Andréa é cirurgiã-dentista, especialista em prótese e especializada em odontologia do sono, com cursos e estágios em São Paulo, Alemanha e EUA. Também é membro da Associação Brasileira do Sono e diretora científica da Associação Mineira de Odontologia do Sono (Amos). Ela alerta que a apneia é uma síndrome que, sem tratamento, pode predispor a pessoa a problemas graves, como infarto e acidente vascular cerebral (AVC). James Edward Johnson, neuropsicólogo formado nos EUA, protético-chefe do Laboratório de Placas Intraorais Moldmaker, com cursos e estágio na Alemanha, EUA e Brasil, esclarece que as causas são, principalmente, uma anatomia que favorece o estreitamento do calibre da via aérea e uma falta de tonicidade da musculatura da região da orofaringe, que são muitas vezes fatores hereditários. James também é membro da Associação Brasileira do Sono e vice-presidente da Associação Mineira de Odontologia do Sono (Amos).

James explica que não há como evitar a doença na maioria dos casos. “Isso porque vários fatores contribuem para o aparecimento da apneia. Porém, se for causada por um único fator, como aumento de peso ou uso de bebida alcoólica ou de medicamentos que causem o relaxamento muscular, é possível que, ao retirar a causa, evite-se a doença. Geralmente, o que pode levar à morte são as sequelas, não a doença em si, mas um evento de apneia pode levar à morte, sim. Na maioria dos casos, os tratamentos são de alívio, feitos por meio do uso de placas intraorais de avanço mandibular ou do CPAP – um compressor de ar ligado a uma a máscara nasal ou facial, mas, em alguns pacientes, o emagrecimento ou as cirurgias ortognáticas (avanço cirúrgico dos maxilares) podem levar à cura.
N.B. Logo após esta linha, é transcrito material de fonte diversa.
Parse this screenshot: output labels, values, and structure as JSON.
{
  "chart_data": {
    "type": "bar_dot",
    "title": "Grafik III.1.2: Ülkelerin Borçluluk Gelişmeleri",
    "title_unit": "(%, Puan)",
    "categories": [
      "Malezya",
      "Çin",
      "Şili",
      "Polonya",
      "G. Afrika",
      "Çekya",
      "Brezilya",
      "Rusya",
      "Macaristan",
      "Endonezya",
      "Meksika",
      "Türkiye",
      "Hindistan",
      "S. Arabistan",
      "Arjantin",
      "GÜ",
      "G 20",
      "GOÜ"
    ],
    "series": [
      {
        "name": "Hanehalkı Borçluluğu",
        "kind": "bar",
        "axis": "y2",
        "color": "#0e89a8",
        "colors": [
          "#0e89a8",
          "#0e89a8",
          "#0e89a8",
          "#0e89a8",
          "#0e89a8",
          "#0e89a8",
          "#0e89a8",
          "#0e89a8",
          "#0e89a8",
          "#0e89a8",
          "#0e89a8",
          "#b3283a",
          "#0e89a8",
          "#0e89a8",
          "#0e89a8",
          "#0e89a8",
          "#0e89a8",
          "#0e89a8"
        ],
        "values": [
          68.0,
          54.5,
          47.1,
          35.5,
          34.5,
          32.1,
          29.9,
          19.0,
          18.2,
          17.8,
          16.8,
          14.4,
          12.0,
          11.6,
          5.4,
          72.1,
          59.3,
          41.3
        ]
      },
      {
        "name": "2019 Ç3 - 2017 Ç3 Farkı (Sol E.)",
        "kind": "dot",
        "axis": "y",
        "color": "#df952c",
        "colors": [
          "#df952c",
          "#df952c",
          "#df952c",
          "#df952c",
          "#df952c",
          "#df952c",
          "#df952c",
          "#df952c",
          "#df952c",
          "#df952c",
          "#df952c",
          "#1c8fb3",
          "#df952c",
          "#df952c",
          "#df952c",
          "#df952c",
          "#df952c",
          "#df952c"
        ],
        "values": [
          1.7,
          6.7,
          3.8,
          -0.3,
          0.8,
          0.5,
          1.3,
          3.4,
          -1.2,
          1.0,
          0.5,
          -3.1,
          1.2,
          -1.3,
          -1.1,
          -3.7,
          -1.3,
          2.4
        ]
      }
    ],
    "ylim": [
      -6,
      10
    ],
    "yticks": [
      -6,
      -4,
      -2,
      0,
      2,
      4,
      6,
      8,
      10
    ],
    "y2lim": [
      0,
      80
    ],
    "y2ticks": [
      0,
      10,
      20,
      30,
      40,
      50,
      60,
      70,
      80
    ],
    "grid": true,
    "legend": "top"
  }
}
Quanto ao ronco, Andréa explica que é o ruído causado pelo estreitamento da região atrás da língua, do final do palato e da úvula. “Os fatores que predispõem ao ronco são os mesmos que levam à apneia e os tratamentos mais usados são os de alívio, que não curam. Esses, normalmente, são feitos por meio de aparelhos intraorais e/ou exercícios, que melhoram a tonicidade da musculatura. Se parar de usar o aparelho ou de se exercitar, o ronco tende a voltar. Em alguns casos, dependendo da causa do ronco, pode-se obter a cura com a perda de peso e cirurgia.